Another global issue is the negative perception that surrounds Islamic finance. Unlike Turkey, which despite its dominant Muslim community refers to Islamic banking as participation banking, Malaysia has been able to market it as an alterative business model rather than a product targeted at Muslim consumers. According to Raja Teh, CEO of Chinese Malaysian-owned Hong Leong Islamic Banks (HLIB), half of HLIB’s customers are non-Muslims. “This clearly illustrates that the service is meant for everyone.“

Alongside a robust Islamic banking sector is a well-developed takaful industry in Malaysia. Its risk-sharing model is seen as an alternative to conventional insurance and hence appealing to non-Muslim Malaysian customers. A low penetration rate of around 14%, coupled with a large protection and savings gap, “shows that there is so much potential for the Takaful business,“ says Elmie Aman Najas, CEO, AIA Public Takaful.

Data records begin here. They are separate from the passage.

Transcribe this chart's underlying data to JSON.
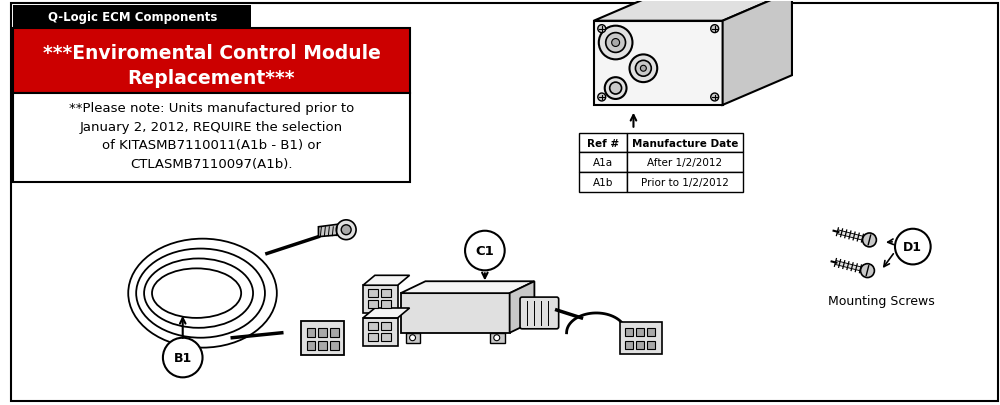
{
  "title": "Q-Logic ECM Components",
  "red_title_line1": "***Enviromental Control Module",
  "red_title_line2": "Replacement***",
  "note_lines": [
    "**Please note: Units manufactured prior to",
    "January 2, 2012, REQUIRE the selection",
    "of KITASMB7110011(A1b - B1) or",
    "CTLASMB7110097(A1b)."
  ],
  "table_header": [
    "Ref #",
    "Manufacture Date"
  ],
  "table_rows": [
    [
      "A1a",
      "After 1/2/2012"
    ],
    [
      "A1b",
      "Prior to 1/2/2012"
    ]
  ],
  "label_b1": "B1",
  "label_c1": "C1",
  "label_d1": "D1",
  "label_mounting": "Mounting Screws",
  "bg_color": "#ffffff",
  "red_color": "#cc0000",
  "black_color": "#000000",
  "white_color": "#ffffff",
  "gray1": "#f5f5f5",
  "gray2": "#e0e0e0",
  "gray3": "#c8c8c8",
  "gray4": "#a8a8a8"
}
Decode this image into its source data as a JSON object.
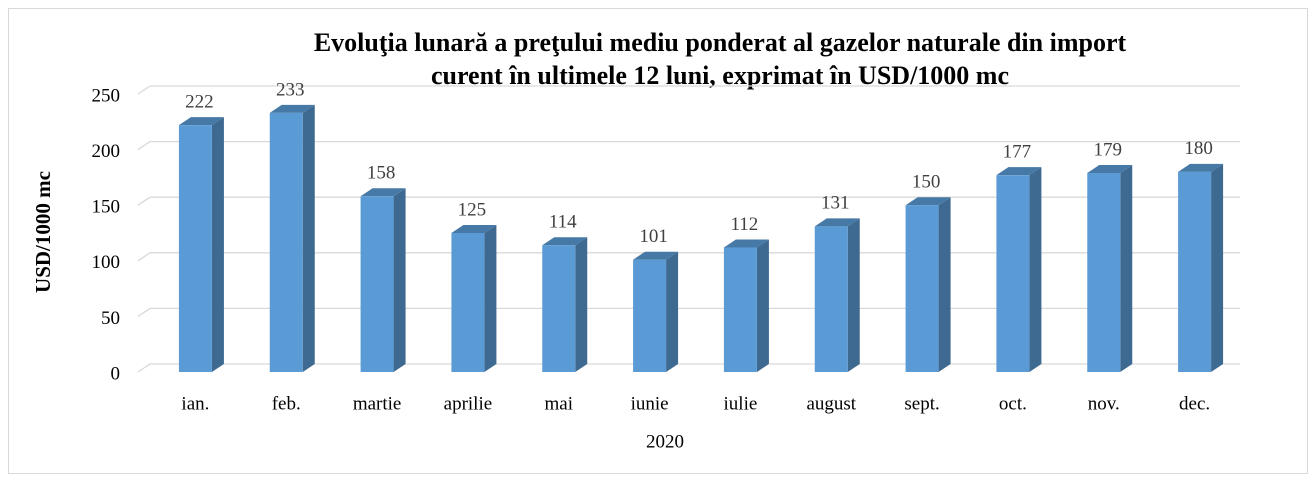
{
  "chart_data": {
    "type": "bar3d",
    "title": [
      "Evoluţia lunară a preţului mediu ponderat al gazelor naturale din import",
      "curent în ultimele 12 luni, exprimat în USD/1000 mc"
    ],
    "y_label": "USD/1000 mc",
    "x_label": "2020",
    "categories": [
      "ian.",
      "feb.",
      "martie",
      "aprilie",
      "mai",
      "iunie",
      "iulie",
      "august",
      "sept.",
      "oct.",
      "nov.",
      "dec."
    ],
    "values": [
      222,
      233,
      158,
      125,
      114,
      101,
      112,
      131,
      150,
      177,
      179,
      180
    ],
    "color": "#5b9bd5",
    "ylim": [
      0,
      250
    ],
    "yticks": [
      0,
      50,
      100,
      150,
      200,
      250
    ],
    "grid": true
  }
}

Malaysia’s success in Islamic finance has made Malaysia the case study for those countries wishing to tap its growing potential. “Malaysia is clearly becoming the Islamic finance capital of the world,“ says Daud Vicary Abdullah, CEO of INCEIF. As countries increasingly turn to Malaysia to learn from its experience, the country assumes a growing role in exporting Islamic finance to the rest of the world. The UK, for example, has set up an advisory board on Islamic finance on which the IFSB sits, and organizations such as INCEIF are responsible for supplying a large pool of talent to the global Islamic finance industry each year. Sukuk issued both by the Malaysian government and Malaysian multinational firms is increasingly denominated in foreign currency, contributing to the internationalization of Islamic finance and creating liquidity in the global Islamic finance market.